Having a positive work-life balance isn't totally dependent on your job; where you live can also play a role.
Bloomington, Indiana, tops this year's ranking of the best cities for work-life balance, according to the finance site NerdWallet. Home to Indiana University, the top employer in the region, Bloomington was crowned the best city for work-life balance because of the low number of average weekly hours worked, as well as its shorter average commute times.
"Workers who seek a healthy work-life balance can reduce stress and improve the quality of their lives," Divya Raghaven, a strategy associate at NerdWallet, wrote on the company's blog.
NerdWallet figured its rankings of 536 U.S. cities based on four factors: the mean hours worked per week by an average employee in each city, the average daily commute time, as well as the median earnings for full-time, year-round workers and the median rent in each city.

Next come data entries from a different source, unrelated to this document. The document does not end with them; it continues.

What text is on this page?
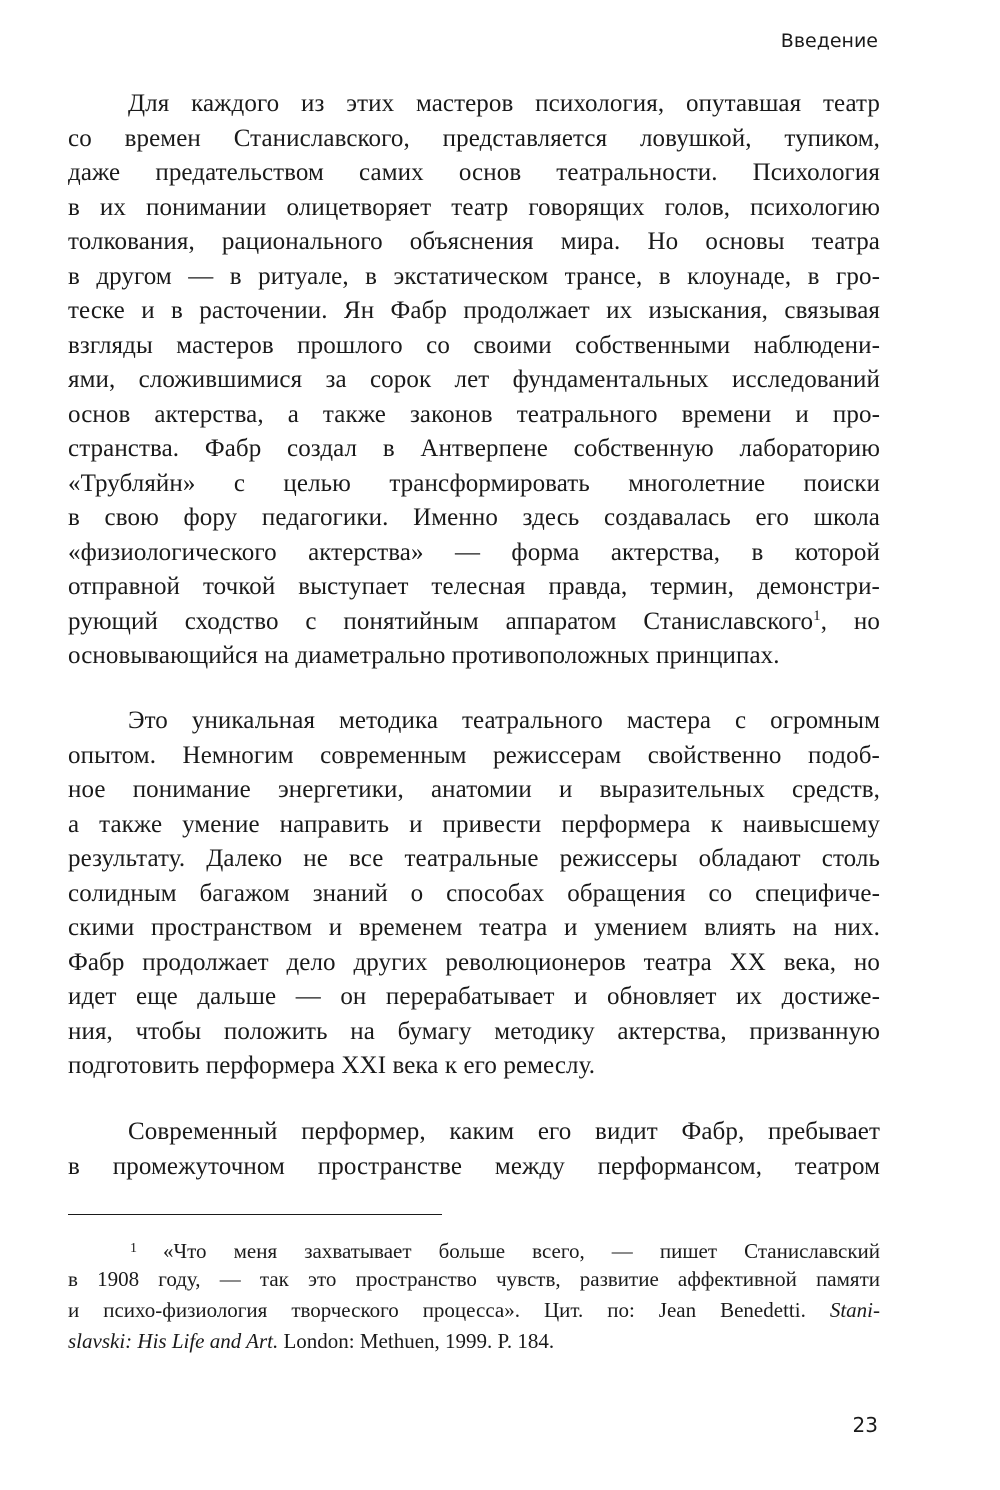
Введение
Для каждого из этих мастеров психология, опутавшая театр
со времен Станиславского, представляется ловушкой, тупиком,
даже предательством самих основ театральности. Психология
в их понимании олицетворяет театр говорящих голов, психологию
толкования, рационального объяснения мира. Но основы театра
в другом — в ритуале, в экстатическом трансе, в клоунаде, в гро-
теске и в расточении. Ян Фабр продолжает их изыскания, связывая
взгляды мастеров прошлого со своими собственными наблюдени-
ями, сложившимися за сорок лет фундаментальных исследований
основ актерства, а также законов театрального времени и про-
странства. Фабр создал в Антверпене собственную лабораторию
«Трубляйн» с целью трансформировать многолетние поиски
в свою фору педагогики. Именно здесь создавалась его школа
«физиологического актерства» — форма актерства, в которой
отправной точкой выступает телесная правда, термин, демонстри-
рующий сходство с понятийным аппаратом Станиславского$^1$, но
основывающийся на диаметрально противоположных принципах.
Это уникальная методика театрального мастера с огромным
опытом. Немногим современным режиссерам свойственно подоб-
ное понимание энергетики, анатомии и выразительных средств,
а также умение направить и привести перформера к наивысшему
результату. Далеко не все театральные режиссеры обладают столь
солидным багажом знаний о способах обращения со специфиче-
скими пространством и временем театра и умением влиять на них.
Фабр продолжает дело других революционеров театра XX века, но
идет еще дальше — он перерабатывает и обновляет их достиже-
ния, чтобы положить на бумагу методику актерства, призванную
подготовить перформера XXI века к его ремеслу.
Современный перформер, каким его видит Фабр, пребывает
в промежуточном пространстве между перформансом, театром
$^1$ «Что меня захватывает больше всего, — пишет Станиславский
в 1908 году, — так это пространство чувств, развитие аффективной памяти
и психо-физиология творческого процесса». Цит. по: Jean Benedetti. Stani-
slavski: His Life and Art. London: Methuen, 1999. P. 184.
23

A common theme among the highest-ranked cities is that seven of the top 10 are home to major colleges or universities. Rounding out this year's 10 best cities for work-life balance are:
  • Provo, Utah — Employees in Provo average 30.9-hour workweeks, the lowest of all the 536 cities in the study. Brigham Young University is located in Provo and is among its top employers.
  • Gainesville, Florida — The average Gainesville employee works just 32.5 hours a week. A major employer there is the University of Florida, the eighth-largest university in the United States.

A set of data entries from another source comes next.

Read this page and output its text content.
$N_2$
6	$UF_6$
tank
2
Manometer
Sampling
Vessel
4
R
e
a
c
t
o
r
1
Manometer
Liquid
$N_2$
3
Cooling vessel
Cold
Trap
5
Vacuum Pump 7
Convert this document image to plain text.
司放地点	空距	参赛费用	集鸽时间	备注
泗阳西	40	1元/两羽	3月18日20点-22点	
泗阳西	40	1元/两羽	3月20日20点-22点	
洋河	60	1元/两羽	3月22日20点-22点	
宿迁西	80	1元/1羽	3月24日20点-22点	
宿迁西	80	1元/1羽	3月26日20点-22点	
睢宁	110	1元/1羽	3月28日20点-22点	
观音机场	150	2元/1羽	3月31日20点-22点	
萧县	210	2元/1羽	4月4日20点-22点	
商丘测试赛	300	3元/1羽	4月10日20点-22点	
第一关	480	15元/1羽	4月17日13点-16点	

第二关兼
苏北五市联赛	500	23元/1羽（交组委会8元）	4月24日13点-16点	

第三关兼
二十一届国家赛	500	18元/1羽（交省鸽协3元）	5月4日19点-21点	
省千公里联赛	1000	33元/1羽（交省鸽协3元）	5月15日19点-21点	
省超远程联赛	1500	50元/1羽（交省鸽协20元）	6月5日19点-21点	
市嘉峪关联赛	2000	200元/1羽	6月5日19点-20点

  • Eau Claire, Wisconsin — In addition to a workweek with fewer hours, Eau Claire employees spend less time commuting and have a relatively low cost of living. The home-improvement chain Menards is headquartered in Eau Claire and is one of the city's major employers.
  • Tuscaloosa, Alabama — Besides being home to the University of Alabama, Tuscaloosa is a manufacturing, service and retail hub. Employees there average just 33.1-hour workweeks.
  • Iowa City, Iowa – Employees inIowa City work an average of 34.1 hours a week and spend just 17.2 minutes on their daily commute. The University of Iowa is the largest employer in Iowa City.
  • College Station, Texas– College Station is home to Texas A&M University, one of the largest institutions for higher education in the nation.Residents there work an average of 34.1 hours each week and have an average commute of 17.1 minutes.
  • Eugene, Oregon – Employees in Eugene work an average of 34 hours a week and have median earnings of $42,288. Top employers in Eugene include PeaceHealth Medical Group and the University of Oregon.
  • Bellingham, Washington — Workers in Bellingham spend an average of 33.4 hours a week on the job and have average commute times of just 17.5 minutes.
  • Kalamazoo, Michigan — Employees in Kalamazoo work an average of 33.6 hours a week and spend an average of $866 a month on rent. Kalamazoo is home to companies in the pharmaceutical, life sciences and manufacturing industries.
Some of the cities that ranked among the worst for work-life balance include Dale City, Virginia; Waldorf and Germantown, Maryland; Menifee and Tracy, California; and New York City.